India reels from migrant worker coronavirus exodus

NEW DELHI — Indian authorities struggled Monday to help millions left jobless by a crippling coronavirus lockdown, potentially undermining efforts to stop the virus ravaging the world's second most-populous nation.

Since the lockdown began on Wednesday, hundreds of thousands of labourers have been heading back from cities where they worked to their home villages, some walking hundreds of miles and with little money or food.

The exodus has raised worries that those returning may spread coronavirus into rural areas, particularly with authorities resorting to cramming people onto buses and into relief camps and homeless shelters.

At the weekend in Delhi, migrant workers and their families fought and shoved their way onto buses organised by India's most populous state, Uttar Pradesh.

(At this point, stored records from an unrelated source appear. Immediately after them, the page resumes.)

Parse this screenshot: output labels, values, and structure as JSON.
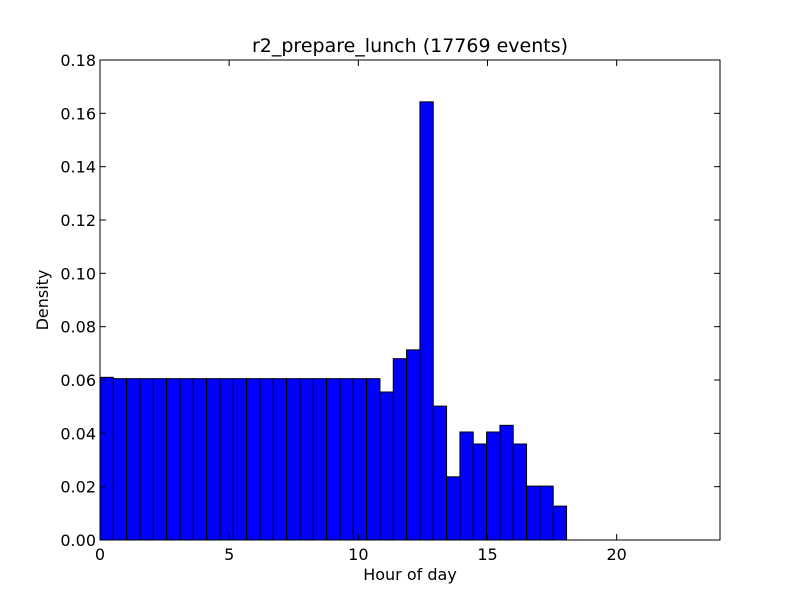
{
  "chart_data": {
    "type": "bar",
    "title": "r2_prepare_lunch (17769 events)",
    "xlabel": "Hour of day",
    "ylabel": "Density",
    "xlim": [
      0,
      24
    ],
    "ylim": [
      0,
      0.18
    ],
    "xticks": [
      0,
      5,
      10,
      15,
      20
    ],
    "xtick_labels": [
      "0",
      "5",
      "10",
      "15",
      "20"
    ],
    "yticks": [
      0.0,
      0.02,
      0.04,
      0.06,
      0.08,
      0.1,
      0.12,
      0.14,
      0.16,
      0.18
    ],
    "ytick_labels": [
      "0.00",
      "0.02",
      "0.04",
      "0.06",
      "0.08",
      "0.10",
      "0.12",
      "0.14",
      "0.16",
      "0.18"
    ],
    "grid": false,
    "bar_color": "#0000ff",
    "edge_color": "#000000",
    "bin_width": 0.516,
    "bins": [
      {
        "x": 0.0,
        "value": 0.061
      },
      {
        "x": 0.516,
        "value": 0.0605
      },
      {
        "x": 1.032,
        "value": 0.0605
      },
      {
        "x": 1.548,
        "value": 0.0605
      },
      {
        "x": 2.064,
        "value": 0.0605
      },
      {
        "x": 2.58,
        "value": 0.0605
      },
      {
        "x": 3.096,
        "value": 0.0605
      },
      {
        "x": 3.612,
        "value": 0.0605
      },
      {
        "x": 4.128,
        "value": 0.0605
      },
      {
        "x": 4.644,
        "value": 0.0605
      },
      {
        "x": 5.16,
        "value": 0.0605
      },
      {
        "x": 5.676,
        "value": 0.0605
      },
      {
        "x": 6.192,
        "value": 0.0605
      },
      {
        "x": 6.708,
        "value": 0.0605
      },
      {
        "x": 7.224,
        "value": 0.0605
      },
      {
        "x": 7.74,
        "value": 0.0605
      },
      {
        "x": 8.256,
        "value": 0.0605
      },
      {
        "x": 8.772,
        "value": 0.0605
      },
      {
        "x": 9.288,
        "value": 0.0605
      },
      {
        "x": 9.804,
        "value": 0.0605
      },
      {
        "x": 10.32,
        "value": 0.0605
      },
      {
        "x": 10.836,
        "value": 0.0555
      },
      {
        "x": 11.352,
        "value": 0.068
      },
      {
        "x": 11.868,
        "value": 0.0713
      },
      {
        "x": 12.384,
        "value": 0.1643
      },
      {
        "x": 12.9,
        "value": 0.0502
      },
      {
        "x": 13.416,
        "value": 0.0237
      },
      {
        "x": 13.932,
        "value": 0.0405
      },
      {
        "x": 14.448,
        "value": 0.036
      },
      {
        "x": 14.964,
        "value": 0.0405
      },
      {
        "x": 15.48,
        "value": 0.043
      },
      {
        "x": 15.996,
        "value": 0.036
      },
      {
        "x": 16.512,
        "value": 0.0202
      },
      {
        "x": 17.028,
        "value": 0.0202
      },
      {
        "x": 17.544,
        "value": 0.0127
      }
    ]
  }
}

"I couldn't afford the room we had so there was no choice, we had to leave," said Ranjit Kumar, who walked with his wife and two-year-old son for two days to get from Haryana state to the bus terminal.

Around 90,000 people were transported in buses on Sunday from Ghaziabad outside Delhi, the Times of India reported.

Late on Sunday the federal government ordered all district and state borders closed in a bid to stop the exodus, and directed local authorities to organise temporary shelters.

On Monday the crowds had disappeared on the outskirts of Delhi. The city government said it was now feeding 400,000 people, with more than 550 schools providing shelter.

The central state of Maharashtra, home to Mumbai, and another big magnet for migrant labourers, has set up 262 relief camps and was providing shelter to 70,399 people, the chief minister tweeted.

Authorities ordered a racetrack outside Delhi that hosted a Formula One race in 2011 be used to house 5,000 migrant workers, the Times of India reported.

Uttar Pradesh has announced aid and set up 600 shelter homes that will act as quarantine centres, local official Alok Kumar told AFP. He was unable to say how many people were still on the road.

Former national health secretary Sujatha Rao said it was not known if the virus had spread from the urban travelling middle class to rural migrants, but if it had, such large congregations of people would be a worry.

"If any one of them has indeed got the infection, it certainly can spread very rapidly as the poor in urban metros live in very crowded accommodation. Social distancing is not an option for them," Rao told AFP.

Clashes in Gujarat 

Late on Sunday several hundred laborers clashed with police in Surat, in Prime Minister Narendra Modi's home state of Gujarat, after they were prevented from leaving, authorities said.

"Around 30 teargas shells were fired to disperse the crowd that had damaged several police vehicles. Over 90 people have been arrested," said deputy police commissioner Vidhi Chaudhary.

State authorities laid on buses to take people home, but also asked them to stay put, saying they would be provided with food and shelter.

But on Monday thousands of men, women and children still thronged Gujarat's roads.

"The contractors who brought us here for work refused to help us," said Ramprasad Kevat, who walked almost 30 kilometres (20 miles) from Ahmedabad and wanted to get back to Jhansi in Madhya Pradesh.

A video posted on Twitter by a Times of India journalist and by The Hindu daily appeared to show migrants being hosed down with disinfectant by men in protective suits.

The local district magistrate tweeted that the fire brigade had been instructed to sanitise buses but sprayed the passengers because of "over-enthusiasm".

On Sunday the official number of coronavirus cases in the nation of 1.3 billion people passed 1,000 with 29 deaths, but many experts doubt the numbers and say that India is testing far too few people.

"This migration has taken it (the virus) to small towns and villages," virologist Shahid Jameel at the Wellcome Trust DBT India Alliance told AFP.

Former health secretary Rao said the government needs to test more widely. Testing has mostly concentrated on people with a history of overseas travel and those who had contact with them.

"I think we could have scaled up testing quantitatively. It continues to be a concern and a high priority," she said.